I’ve been playing with Wikipedia corpora for a few months now, and it’s in a good enough state that I’ve even constructed a basic Bayesian classifier which classifies Wikipedia articles into the top 19 Library of Congress Classifications I care about. The problem I’m having now is one of training data – to be reasonably good, most machine learning models need lots of high-quality labeled data.
I need some way to label a large number (at minimum, thousands) of training examples from a wide variety of Wikipedia pages. Enter: Wikipedia categories.
Note: for all data in this post, I used the September 1st, 2021 dump of Wikipedia pages and articles.
“The central goal of the category system is to provide navigational links to Wikipedia pages in a hierarchy of categories“
“Category chains formed by parent–child relationships should never form closed loops; that is, no category should be contained as a subcategory of one of its own subcategories.”

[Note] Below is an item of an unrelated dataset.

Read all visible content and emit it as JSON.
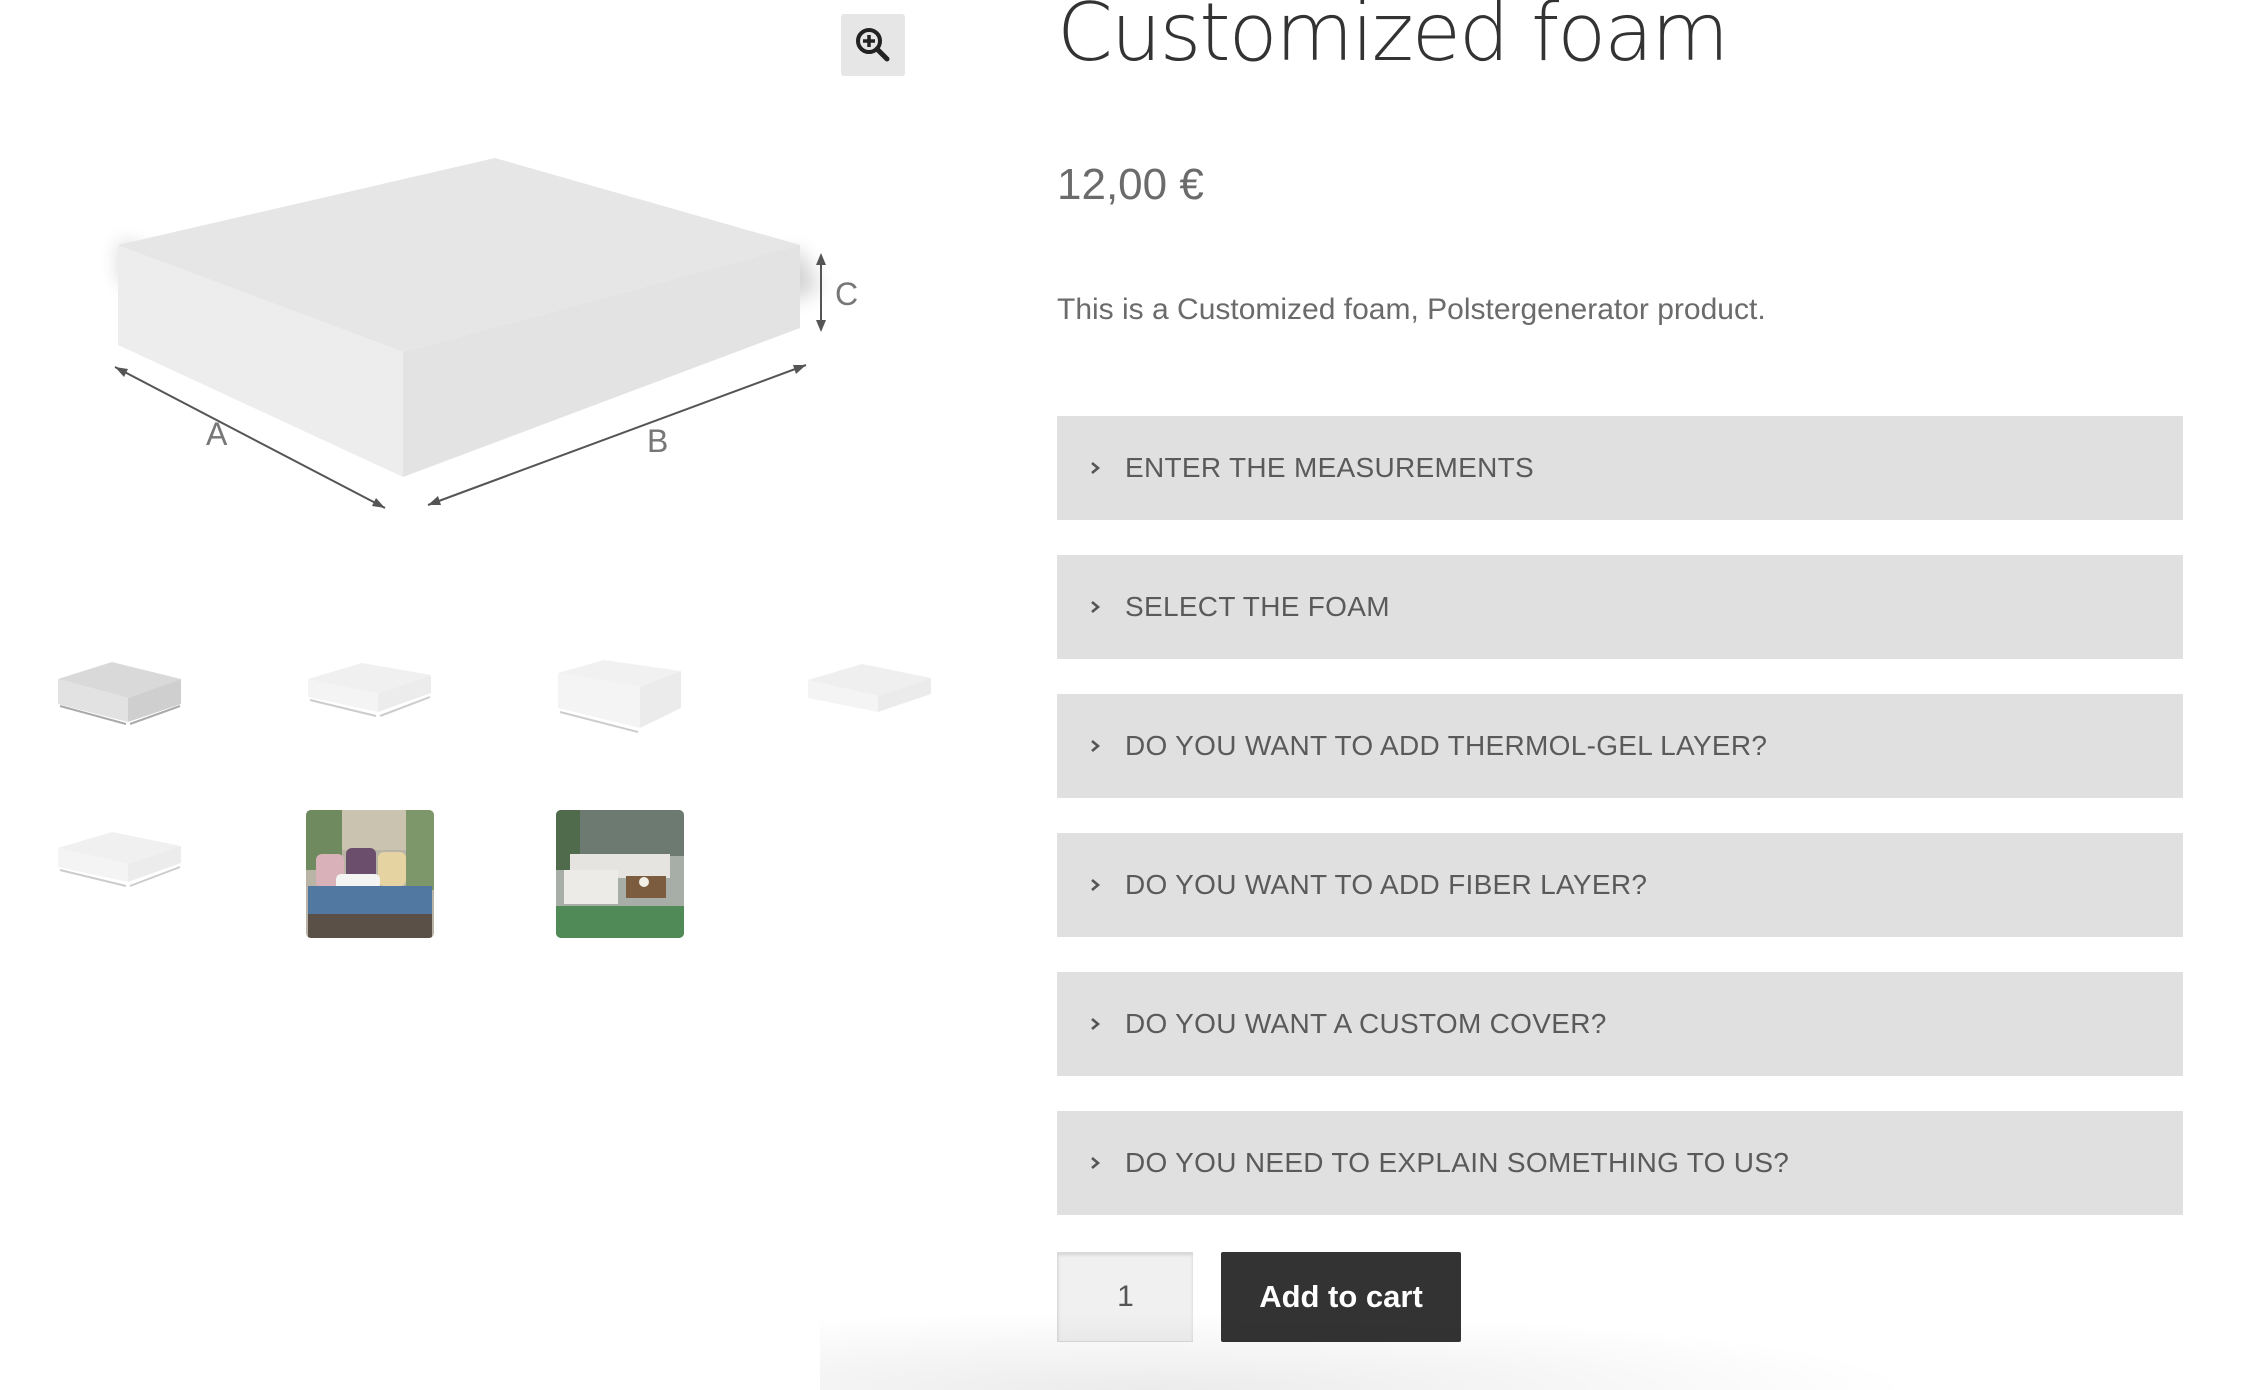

Seen above, Star Wars is a “Science Fiction” story, so it falls in the “Science Fiction” category. The Science Fiction category lists all pages (and categories) which list themselves as being part of the “Science Fiction” category. So good so far.
Further, the Science Fiction category itself is a member of the Fiction by Genre category. This makes sense. Naively, we would think that this could form a reasonable hierarchy – any article in “Fiction by Genre” or one of its subcategories should fall under the Literature classification.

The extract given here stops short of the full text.